Justiz Prozess zu Ende, bevor er richtig gestartet ist

Bitburg · Ein 31-Jähriger muss sich vor Gericht wegen Kindesmisshandlung verantworten. Ob die Hämatome und Brüche Folgen einer Krankheit oder von Misshandlungen sind, müssen Gutachter klären.

Justiz: Prozess zu Ende, bevor er richtig gestartet ist
Foto: dpa/David-Wolfgang Ebener

Obwohl keiner der geladenen Zeugen befragt wird, zieht sich der Prozessauftakt über Stunden hin. Grund dafür sind lange und ausführliche Besprechungen von Richter, Schöffen, Staatsanwalt, dem Verteidiger des Angeklagten und der Verteidigerin der Nebenklage hinter verschlossenen Türen.

Aber von Anfang an. Der Prozess beginnt mit der Verlesung der Anklageschrift. Darin wird einem 31-jährigen Mann aus dem Eifelkreis vorgeworfen, im April 2018 seine damals 15 Monate alte Tochter geschlagen und gegen Gegenstände gestoßen haben. Das Kind hatte laut Staatsanwalt mehrere Knochenbrüche und Hämatome erlitten. Wie es weiter heißt, war der Mann mit seiner Tochter erstmals einige Tage alleine, weil die Mutter verreist war. Das Kind habe zu diesem Zeitpunkt viel geschrien. Das Mädchen ist seit diesem Vorfall in einer Pflegefamilie untergebracht.

Warum und was hinter verschlossenen Türen beraten wurde, erklärt Richter Udo May im Gespräch mit dem TV, nachdem er die Verhandlung geschlossen und auf einen noch unbekannten Zeitpunkt in einigen Monaten verschoben hat.

Diskutiert wurde nach seinen Aussagen darüber, ob weitere medizinische Gutachter zu dem Prozess hinzugezogen werden sollten.
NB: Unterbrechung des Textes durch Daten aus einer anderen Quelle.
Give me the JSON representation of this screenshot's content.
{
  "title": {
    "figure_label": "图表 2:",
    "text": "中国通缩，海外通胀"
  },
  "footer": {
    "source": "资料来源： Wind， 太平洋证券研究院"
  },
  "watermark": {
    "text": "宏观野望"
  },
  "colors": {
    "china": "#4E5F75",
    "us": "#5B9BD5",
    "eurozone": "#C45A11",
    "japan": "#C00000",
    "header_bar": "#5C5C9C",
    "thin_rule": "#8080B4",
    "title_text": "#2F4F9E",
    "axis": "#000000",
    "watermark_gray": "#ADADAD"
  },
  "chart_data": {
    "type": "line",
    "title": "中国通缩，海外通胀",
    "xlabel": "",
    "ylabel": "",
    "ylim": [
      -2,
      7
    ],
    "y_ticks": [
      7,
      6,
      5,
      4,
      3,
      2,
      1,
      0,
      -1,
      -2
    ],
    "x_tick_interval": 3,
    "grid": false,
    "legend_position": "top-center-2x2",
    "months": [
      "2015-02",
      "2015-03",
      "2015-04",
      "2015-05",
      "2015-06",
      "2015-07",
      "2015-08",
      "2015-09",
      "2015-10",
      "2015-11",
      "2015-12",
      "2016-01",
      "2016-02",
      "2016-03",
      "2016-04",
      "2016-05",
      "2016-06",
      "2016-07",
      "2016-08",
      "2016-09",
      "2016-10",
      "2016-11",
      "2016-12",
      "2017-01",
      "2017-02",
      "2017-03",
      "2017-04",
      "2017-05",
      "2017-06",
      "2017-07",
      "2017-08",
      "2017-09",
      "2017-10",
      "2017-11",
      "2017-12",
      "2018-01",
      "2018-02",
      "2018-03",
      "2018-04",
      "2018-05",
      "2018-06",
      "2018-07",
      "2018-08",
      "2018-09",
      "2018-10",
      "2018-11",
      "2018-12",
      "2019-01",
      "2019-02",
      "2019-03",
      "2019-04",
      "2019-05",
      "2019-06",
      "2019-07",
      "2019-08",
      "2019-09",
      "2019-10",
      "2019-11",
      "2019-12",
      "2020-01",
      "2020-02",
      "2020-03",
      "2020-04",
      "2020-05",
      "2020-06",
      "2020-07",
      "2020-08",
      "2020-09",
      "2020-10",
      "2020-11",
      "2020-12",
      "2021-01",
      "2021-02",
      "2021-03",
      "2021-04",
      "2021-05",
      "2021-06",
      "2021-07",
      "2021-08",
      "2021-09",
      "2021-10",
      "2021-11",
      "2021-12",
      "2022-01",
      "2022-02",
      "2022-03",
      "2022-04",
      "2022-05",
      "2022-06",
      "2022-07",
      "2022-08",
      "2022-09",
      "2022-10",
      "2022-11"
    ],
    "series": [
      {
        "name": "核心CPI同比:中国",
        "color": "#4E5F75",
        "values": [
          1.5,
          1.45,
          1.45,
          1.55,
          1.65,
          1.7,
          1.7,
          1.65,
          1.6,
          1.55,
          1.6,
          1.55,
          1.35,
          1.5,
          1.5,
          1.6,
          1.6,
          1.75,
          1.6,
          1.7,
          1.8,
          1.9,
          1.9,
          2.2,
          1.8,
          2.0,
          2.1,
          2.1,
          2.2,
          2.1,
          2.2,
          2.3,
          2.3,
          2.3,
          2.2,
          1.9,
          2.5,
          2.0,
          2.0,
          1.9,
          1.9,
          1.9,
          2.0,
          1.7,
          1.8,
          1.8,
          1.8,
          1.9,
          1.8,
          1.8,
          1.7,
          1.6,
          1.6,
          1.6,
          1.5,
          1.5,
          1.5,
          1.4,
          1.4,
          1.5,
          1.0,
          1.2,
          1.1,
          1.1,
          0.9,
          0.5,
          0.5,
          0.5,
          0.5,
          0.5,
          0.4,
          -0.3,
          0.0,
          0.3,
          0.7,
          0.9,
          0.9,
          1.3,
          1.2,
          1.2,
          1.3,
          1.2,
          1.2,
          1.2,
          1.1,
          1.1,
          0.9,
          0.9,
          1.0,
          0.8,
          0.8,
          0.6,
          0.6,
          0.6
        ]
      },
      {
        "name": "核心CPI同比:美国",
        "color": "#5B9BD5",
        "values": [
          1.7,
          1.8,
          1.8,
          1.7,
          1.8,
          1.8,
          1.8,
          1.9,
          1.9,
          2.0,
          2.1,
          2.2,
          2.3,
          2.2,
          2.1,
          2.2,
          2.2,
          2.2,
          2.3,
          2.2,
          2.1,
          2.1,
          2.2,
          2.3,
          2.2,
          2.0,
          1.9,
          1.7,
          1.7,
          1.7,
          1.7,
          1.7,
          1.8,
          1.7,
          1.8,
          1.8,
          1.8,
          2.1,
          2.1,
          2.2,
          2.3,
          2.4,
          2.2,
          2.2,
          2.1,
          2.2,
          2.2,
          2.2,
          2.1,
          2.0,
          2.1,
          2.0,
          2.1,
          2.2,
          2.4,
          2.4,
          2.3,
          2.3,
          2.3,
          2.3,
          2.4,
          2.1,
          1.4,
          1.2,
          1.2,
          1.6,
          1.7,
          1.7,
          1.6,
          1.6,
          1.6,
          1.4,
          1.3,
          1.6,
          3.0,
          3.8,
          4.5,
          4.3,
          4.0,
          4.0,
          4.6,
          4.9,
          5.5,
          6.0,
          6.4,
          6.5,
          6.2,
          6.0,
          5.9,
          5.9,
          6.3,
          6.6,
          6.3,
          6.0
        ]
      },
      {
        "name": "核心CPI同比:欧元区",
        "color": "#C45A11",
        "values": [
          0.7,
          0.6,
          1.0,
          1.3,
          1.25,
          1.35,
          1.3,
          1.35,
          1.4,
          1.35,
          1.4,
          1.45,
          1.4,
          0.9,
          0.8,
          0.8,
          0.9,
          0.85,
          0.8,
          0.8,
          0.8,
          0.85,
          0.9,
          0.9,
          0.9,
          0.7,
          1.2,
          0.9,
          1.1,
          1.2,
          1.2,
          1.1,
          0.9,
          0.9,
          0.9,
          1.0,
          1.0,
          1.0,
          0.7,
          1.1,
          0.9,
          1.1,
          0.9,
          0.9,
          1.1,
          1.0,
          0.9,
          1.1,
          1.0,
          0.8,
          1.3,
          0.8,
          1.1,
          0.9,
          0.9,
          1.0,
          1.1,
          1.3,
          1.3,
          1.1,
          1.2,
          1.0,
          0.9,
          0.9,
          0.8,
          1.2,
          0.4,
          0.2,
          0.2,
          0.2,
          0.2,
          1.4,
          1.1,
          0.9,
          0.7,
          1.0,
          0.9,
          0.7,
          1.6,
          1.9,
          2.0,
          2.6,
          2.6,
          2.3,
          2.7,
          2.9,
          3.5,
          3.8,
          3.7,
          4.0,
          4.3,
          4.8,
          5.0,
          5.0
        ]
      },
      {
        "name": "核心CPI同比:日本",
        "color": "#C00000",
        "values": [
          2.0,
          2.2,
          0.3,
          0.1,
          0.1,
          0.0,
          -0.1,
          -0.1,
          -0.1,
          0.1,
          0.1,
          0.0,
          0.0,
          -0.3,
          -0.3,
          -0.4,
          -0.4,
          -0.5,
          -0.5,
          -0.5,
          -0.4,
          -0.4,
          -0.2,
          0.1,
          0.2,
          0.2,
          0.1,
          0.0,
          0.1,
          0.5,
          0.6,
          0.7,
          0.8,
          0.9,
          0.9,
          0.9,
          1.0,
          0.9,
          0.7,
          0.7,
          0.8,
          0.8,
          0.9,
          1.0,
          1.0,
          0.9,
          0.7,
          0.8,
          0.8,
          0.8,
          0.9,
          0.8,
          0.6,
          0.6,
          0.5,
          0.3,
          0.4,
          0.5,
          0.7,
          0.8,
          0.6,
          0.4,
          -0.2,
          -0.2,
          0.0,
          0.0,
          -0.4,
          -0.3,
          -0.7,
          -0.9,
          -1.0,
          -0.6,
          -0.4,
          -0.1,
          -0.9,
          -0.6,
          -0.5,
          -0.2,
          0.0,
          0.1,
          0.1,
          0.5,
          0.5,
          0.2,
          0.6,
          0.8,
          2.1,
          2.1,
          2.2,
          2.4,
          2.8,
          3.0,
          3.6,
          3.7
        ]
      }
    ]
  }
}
Denn sowohl bei dem angeklagten Vater als auch bei der Tochter liege eine Disposition zur Glasknochenkrankheit vor. Und wenn dies bei dem Kind ausgeprägt sei, könnten die Knochen schon bei geringer Einwirkung brechen. Ob das so ist oder nicht, habe aber keine der bisherigen Untersuchtungen eindeutig belegen können. Zudem seien die Kochenbrüche, um die es im Prozess geht, nicht die ersten gewesen, die das Baby in den ersten Wochen seines Lebens erlitten habe. Deshalb müsse auch geklärt werden, ob weitere Verletzungen in der Obhut der Pflegeeltern aufgetreten seien.

Wie Richter May sagt, geht es bei all diesen Fragen nicht nur um das Strafmaß für den Angeklagten, sondern auch darum, wie es für das Kind weitergehe, wer für die Kosten der Behandlung aufkommen und vieles mehr. Auch darüber, ob „frische“ Verletzungen, von denen in den Gutachten die Rede ist, bis zu drei Tage alt sind oder auch eine Woche vorher passiert sein können, müsse Klarheit geschaffen werden. Deshalb könne man den Prozess erst fortsetzen, wenn die Gutachter zu diesen Fragen Stellung nehmen. Man habe den Prozess auch nicht vertagen können, was maximal bis drei Wochen möglich ist, sondern habe ihn auf unbestimmte Zeit verschieben müssen.